In 2004, a small study led by Dr. Philippa Darbre in the UK found parabens in samples of breast tumors leading to widespread concerns over parabens’ potential role in breast cancer. Critics pointed out that noncancerous breast tissue wasn’t tested for paraben levels and that the presence of parabens in tumors doesn’t prove that they caused the cancer. Both are legitimate points, but follow-up studies have continued to identify reasons for concern pertaining to paraben use.
- In 2008, Darbre and her associates reviewed all of the research that had been conducted in the 4 years since their original findings and the body of evidence showed the following:
- Intact parabens were present in human urine (meaning the human body was not fully capable of metabolizing – or breaking down – the chemical preservative)
- Parabens penetrate human skin intact without breakdown and are absorbed systemically
- Parabens were repeatedly shown to contribute to estrogen disruption
- Parabens were also found to possess androgen disruption activity
- Parabens were genotoxic (which means they can damage the genetic information in cells causing mutations and potentially leading to cancer)
On top of that, a study published in the European Journal of Cancer Prevention found that an earlier age of breast cancer diagnosis correlated to the more frequent use of underarm products (deodorant) and underarm shaving. Two other studies found that when methylparaben was exposed to UV light on the skin, it could cause DNA damage and skin aging. Another study (animal), found that exposure to polyparabens at currently acceptable levels resulted in reduced sperm production.
Need we go on?
While it’s been pointed out that parabens may have far lower estrogenic activity than some natural estrogens we’re exposed to on a regular basis, the concern we have is regarding cumulative paraben exposure (i.e. how many times a person is exposed to these hormones each day) and uniquely vulnerable populations like pregnant women and children. During critical windows of development, an extra “dose” of hormones can lead to irreversible impacts. With all this in mind, synthetic preservatives are definitely something worth avoiding during pregnancy and childhood – especially since safer skincare product alternatives exist.
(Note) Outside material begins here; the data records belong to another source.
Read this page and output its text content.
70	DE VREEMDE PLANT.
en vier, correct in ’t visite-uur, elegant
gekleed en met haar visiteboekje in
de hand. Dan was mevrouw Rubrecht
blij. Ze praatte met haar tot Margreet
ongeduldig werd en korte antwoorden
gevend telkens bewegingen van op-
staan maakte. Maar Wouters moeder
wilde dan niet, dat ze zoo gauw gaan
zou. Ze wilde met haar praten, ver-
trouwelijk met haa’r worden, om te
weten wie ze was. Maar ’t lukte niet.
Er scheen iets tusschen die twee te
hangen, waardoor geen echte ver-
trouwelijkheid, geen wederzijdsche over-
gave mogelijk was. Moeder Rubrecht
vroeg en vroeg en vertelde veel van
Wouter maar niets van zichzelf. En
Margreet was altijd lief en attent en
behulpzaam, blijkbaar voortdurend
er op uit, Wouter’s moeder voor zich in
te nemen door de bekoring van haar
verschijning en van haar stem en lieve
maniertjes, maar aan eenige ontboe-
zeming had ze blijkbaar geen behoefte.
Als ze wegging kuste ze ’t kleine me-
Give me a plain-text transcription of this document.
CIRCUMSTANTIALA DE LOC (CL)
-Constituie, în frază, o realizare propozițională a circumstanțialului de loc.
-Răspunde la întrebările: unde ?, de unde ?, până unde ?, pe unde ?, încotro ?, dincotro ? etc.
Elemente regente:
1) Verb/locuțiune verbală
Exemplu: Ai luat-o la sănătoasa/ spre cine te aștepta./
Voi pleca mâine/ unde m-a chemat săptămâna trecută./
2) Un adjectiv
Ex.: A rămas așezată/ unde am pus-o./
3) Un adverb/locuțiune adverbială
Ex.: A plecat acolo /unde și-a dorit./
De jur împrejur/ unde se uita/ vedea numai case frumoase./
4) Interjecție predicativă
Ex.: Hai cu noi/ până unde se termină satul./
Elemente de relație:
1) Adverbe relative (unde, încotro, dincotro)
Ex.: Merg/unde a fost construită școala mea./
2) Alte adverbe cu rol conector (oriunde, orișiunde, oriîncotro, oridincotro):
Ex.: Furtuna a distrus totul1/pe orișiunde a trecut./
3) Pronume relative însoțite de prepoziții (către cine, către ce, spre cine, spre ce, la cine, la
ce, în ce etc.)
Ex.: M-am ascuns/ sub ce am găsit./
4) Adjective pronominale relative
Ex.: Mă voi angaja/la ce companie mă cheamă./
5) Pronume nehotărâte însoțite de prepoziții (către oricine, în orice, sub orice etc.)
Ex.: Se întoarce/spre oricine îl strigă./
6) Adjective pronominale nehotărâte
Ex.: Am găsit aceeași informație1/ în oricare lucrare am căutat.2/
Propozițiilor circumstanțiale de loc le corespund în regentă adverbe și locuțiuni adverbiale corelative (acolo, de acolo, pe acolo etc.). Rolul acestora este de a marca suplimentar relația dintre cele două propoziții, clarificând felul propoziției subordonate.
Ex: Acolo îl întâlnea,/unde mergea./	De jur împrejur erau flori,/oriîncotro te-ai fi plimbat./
Want your home to be Honestly Free of parabens?
Just remember these two words: read labels. Look for anything that ends in “paraben” and, if you see it, put the product down and look for another option. As mentioned, parabens are widely used in cosmetics and personal care products. They can also be found in some pharmaceuticals and food products like baked goods, soft drinks, jams & jellies, dressings, and more.